De ese modo, hemos llegado a una situación que, en principio, se antoja única en la región. Esto es, somos el país hispanohablante más negro de Latinoamérica, y, al mismo tiempo, posiblemente uno de los más –o el más- hispanófilos. Lo hispano blanco, católico y europeo el dominicano negro y mulato de facciones claramente africanas, lo ha asumido como quintaesencia de su ser esencial; de su espíritu en términos hegelianos. No hay un mulato más orgulloso de su “hispanidad” y de su “madre patria” que el dominicano. En el nivel mental/abstracto el dominicano no es negro (ver mi artículo del 31/octubre/2016 en acento.com) sino un “indio” en tanto lo “indio” es una manera de no ser negro. Ser negro es ser como los haitianos. Y somos dominicanos no haitianos. Es un doble juego nefasto por sus implicaciones.

Implicaciones como que una minoría blanca, legitimada a tener privilegios y enormes riquezas específicamente por su blancura, sea la que siempre ha sido dueña del país (lo cual nunca esto ha sido cuestionado por las mayorías. ¿Dónde se originó esa riqueza?, ¿por qué ellos son los dueños de casi todo? Estas preguntas nunca se han hecho). Implicaciones como que en casi 200 años de historia republicana solo un mulato haya sido Presidente. Implicaciones como que a las dominicanas se les pida que, para verse “bien” y formales”, deben alisar su cabello crespo natural. Implicaciones como que esté tan naturalizado en la cultura popular dominicana que existe un “pelo malo” y uno “bueno”; siendo el “malo” el cabello crespo de origen africano que tiene la inmensa mayoría de los dominicanos.

Pero el debate sobre estos temas está cerrado. Porque plantearlo hace a uno un “pro-haitiano” porque los negros son los haitianos, mientras que nosotros somos “gente de origen hispano”. Indios y morenos lavaítos en todo caso. Y más cerrado está ahora en medio de la polarización existente donde solo se admiten extremos. Quien ofrezca el discurso nacionalista más incendiario es el mejor dominicano.
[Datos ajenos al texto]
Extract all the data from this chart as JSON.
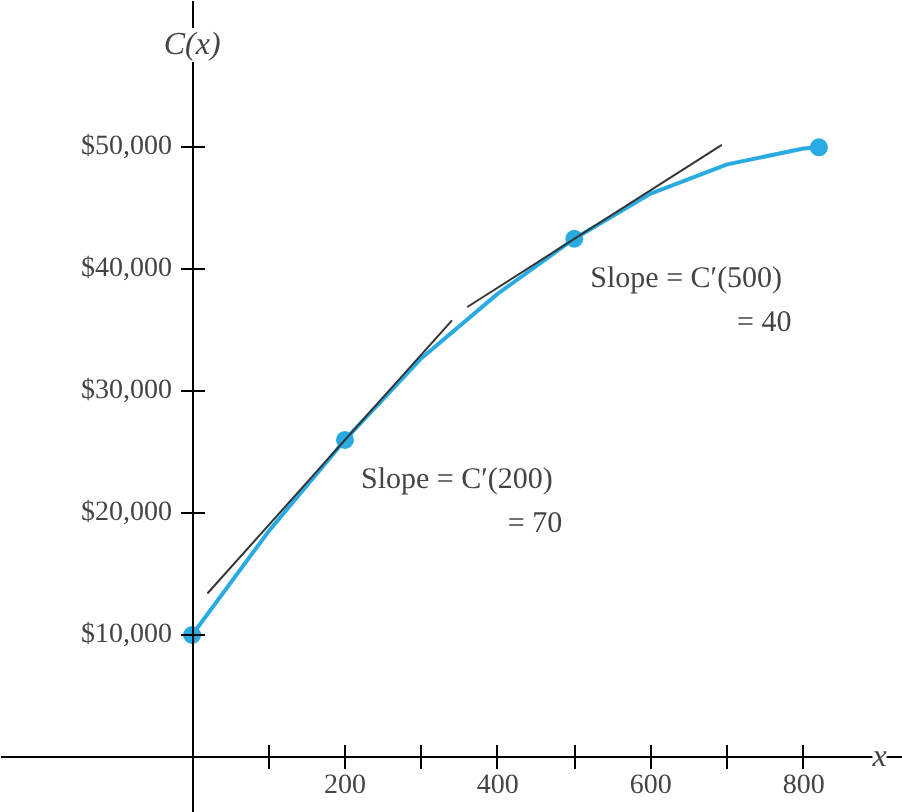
{
  "chart_data": {
    "type": "line",
    "xlabel": "x",
    "ylabel": "C(x)",
    "xlim": [
      -250,
      930
    ],
    "ylim": [
      -4600,
      62000
    ],
    "xticks": [
      {
        "value": 100,
        "label": null
      },
      200,
      {
        "value": 300,
        "label": null
      },
      400,
      {
        "value": 500,
        "label": null
      },
      600,
      {
        "value": 700,
        "label": null
      },
      800
    ],
    "yticks": [
      {
        "value": 10000,
        "label": "$10,000"
      },
      {
        "value": 20000,
        "label": "$20,000"
      },
      {
        "value": 30000,
        "label": "$30,000"
      },
      {
        "value": 40000,
        "label": "$40,000"
      },
      {
        "value": 50000,
        "label": "$50,000"
      }
    ],
    "grid": false,
    "series": [
      {
        "color": "#29abe2",
        "x": [
          0,
          100,
          200,
          300,
          400,
          500,
          600,
          700,
          800,
          820
        ],
        "values": [
          10000,
          18500,
          26000,
          32700,
          38000,
          42500,
          46200,
          48600,
          49900,
          50000
        ]
      },
      {
        "type": "scatter",
        "color": "#29abe2",
        "marker": "circle",
        "x": [
          0,
          200,
          500,
          820
        ],
        "values": [
          10000,
          26000,
          42500,
          50000
        ]
      },
      {
        "color": "#333333",
        "x": [
          20,
          340
        ],
        "values": [
          13400,
          35800
        ]
      },
      {
        "color": "#333333",
        "x": [
          360,
          693
        ],
        "values": [
          36900,
          50200
        ]
      }
    ],
    "annotations": [
      {
        "text": "Slope = C′(200)\n= 70",
        "x": 200,
        "y": 26000
      },
      {
        "text": "Slope = C′(500)\n= 40",
        "x": 500,
        "y": 42500
      }
    ]
  }
}
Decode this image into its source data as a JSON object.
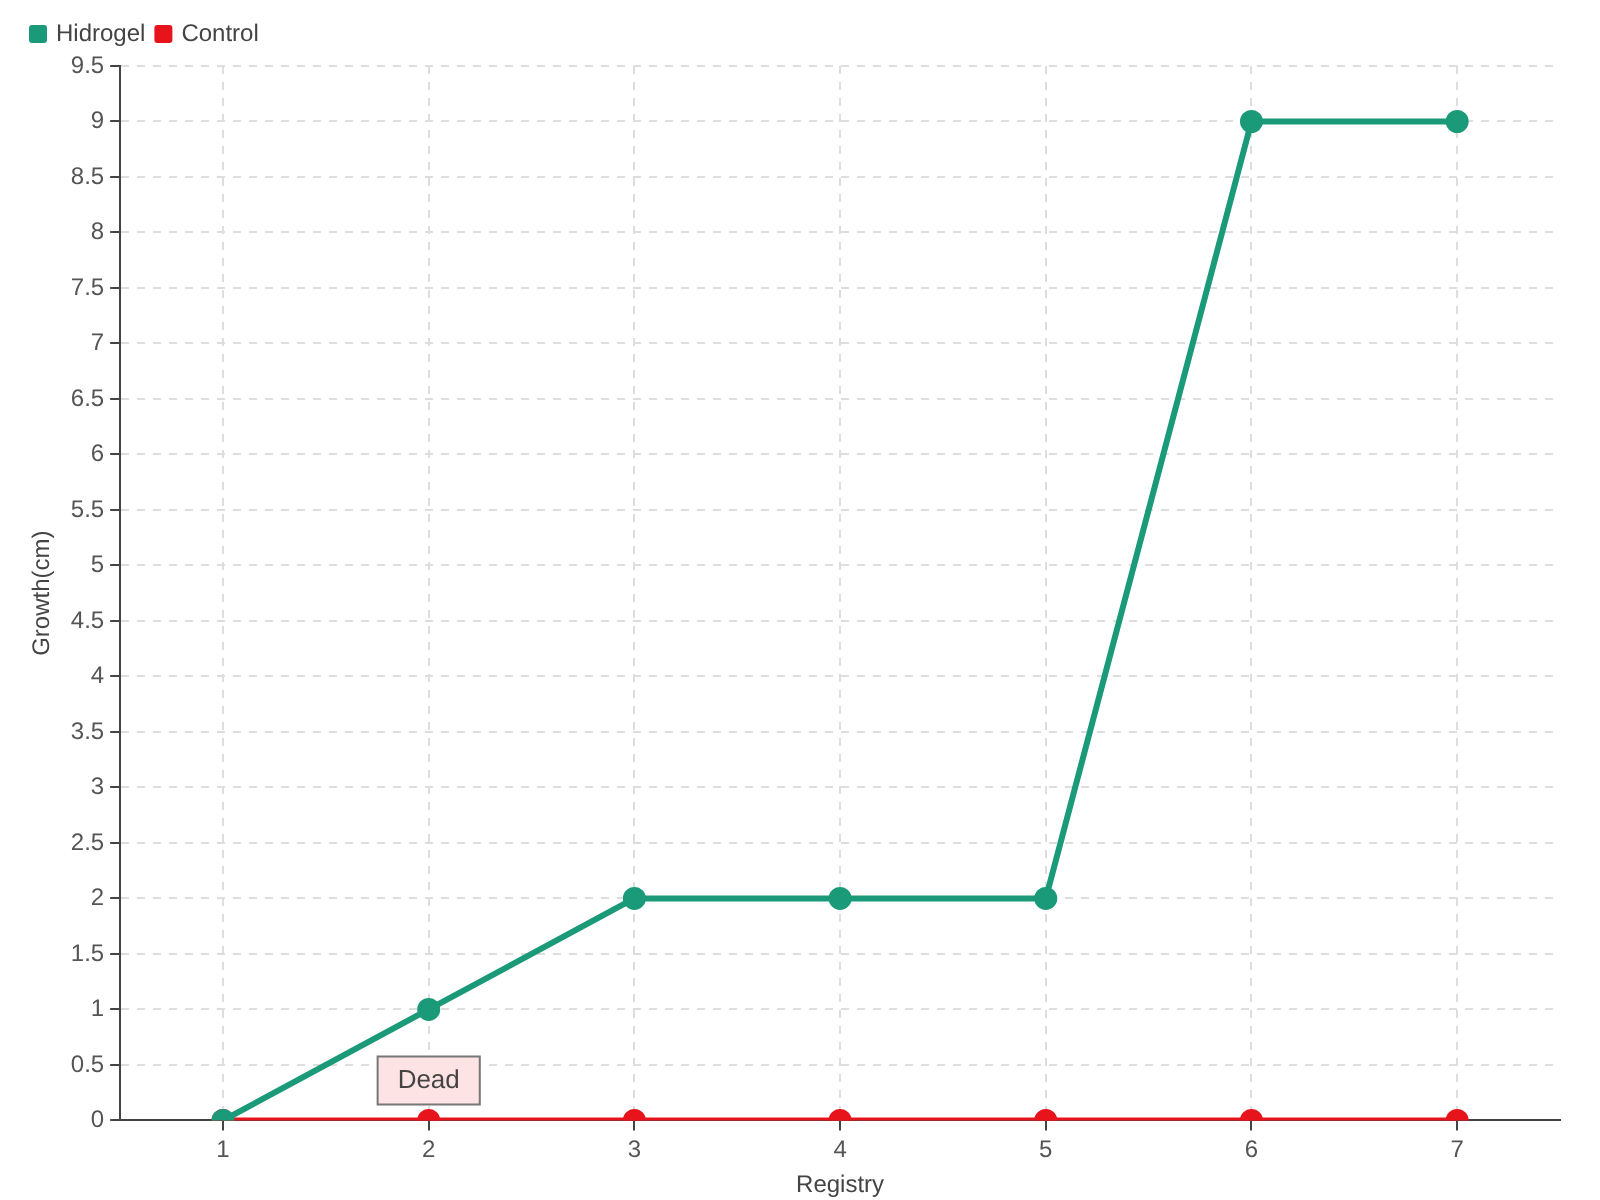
{
  "chart_data": {
    "type": "line",
    "xlabel": "Registry",
    "ylabel": "Growth(cm)",
    "categories": [
      "1",
      "2",
      "3",
      "4",
      "5",
      "6",
      "7"
    ],
    "series": [
      {
        "name": "Hidrogel",
        "color": "#1a9a78",
        "values": [
          0,
          1,
          2,
          2,
          2,
          9,
          9
        ]
      },
      {
        "name": "Control",
        "color": "#e8141c",
        "values": [
          0,
          0,
          0,
          0,
          0,
          0,
          0
        ]
      }
    ],
    "ylim": [
      0,
      9.5
    ],
    "yticks": [
      0,
      0.5,
      1,
      1.5,
      2,
      2.5,
      3,
      3.5,
      4,
      4.5,
      5,
      5.5,
      6,
      6.5,
      7,
      7.5,
      8,
      8.5,
      9,
      9.5
    ],
    "annotations": [
      {
        "text": "Dead",
        "x": "2",
        "y": 0
      }
    ],
    "grid": true,
    "legend": "top left",
    "marker": "circle",
    "line_style": "solid"
  }
}
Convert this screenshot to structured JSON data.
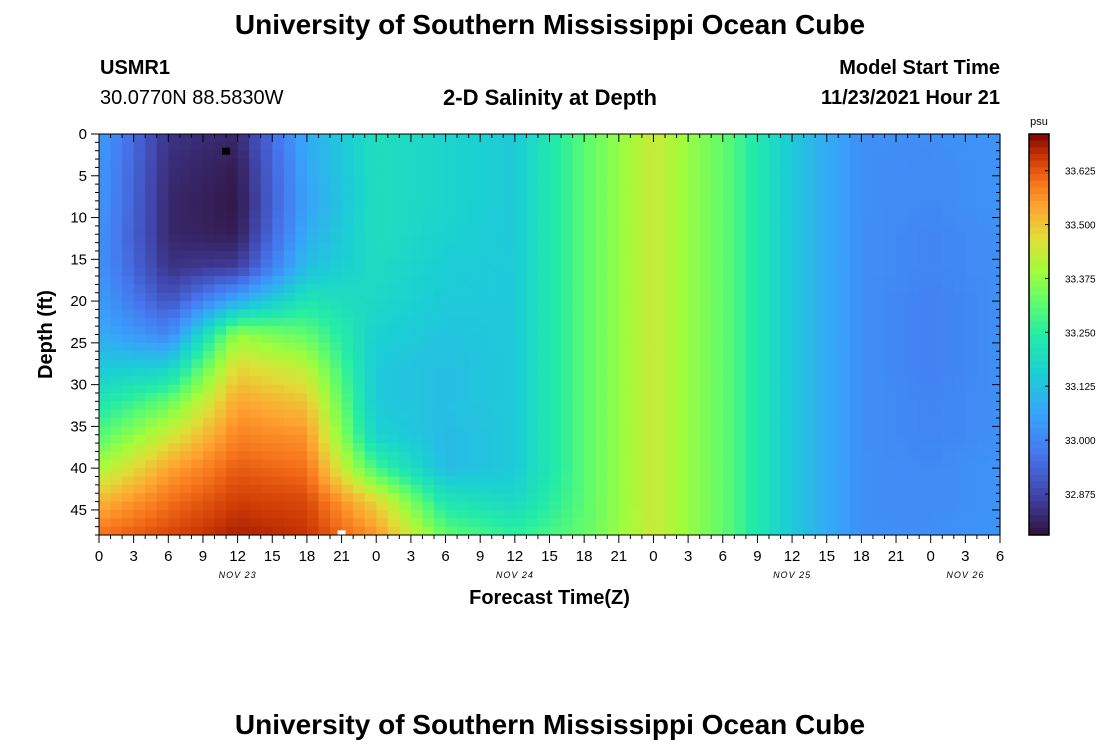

Aunque ese discurso, dirigido a hacer más ignorante y emocional a una masa condenada a la ignorancia por sus élites históricas, lo que hace en el fondo es ocultar quiénes son los verdaderos enemigos del pueblo dominicano: los ricos que viven de su miseria.

Pero como dijo José Luis Sampedro “hay que seguir”. Seguiremos los que creemos en que otro país es posible. Un país donde se hable abiertamente del racismo tan presente en nuestra cultura. Y de cómo ese racismo tiene implicaciones estructurales que determinan la vida de nuestras mayorías. El día en que muchos dominicanos se hagan la sencilla pregunta de, ¿por qué los morenos somos casi todos pobres y un grupito de blancos son siempre los ricos? Y que se haga esa pregunta desde una perspectiva política. Buscando ni venganzas ni quitarle nada a nadie sino redistribuir y hacer más justa y vivible nuestra sociedad.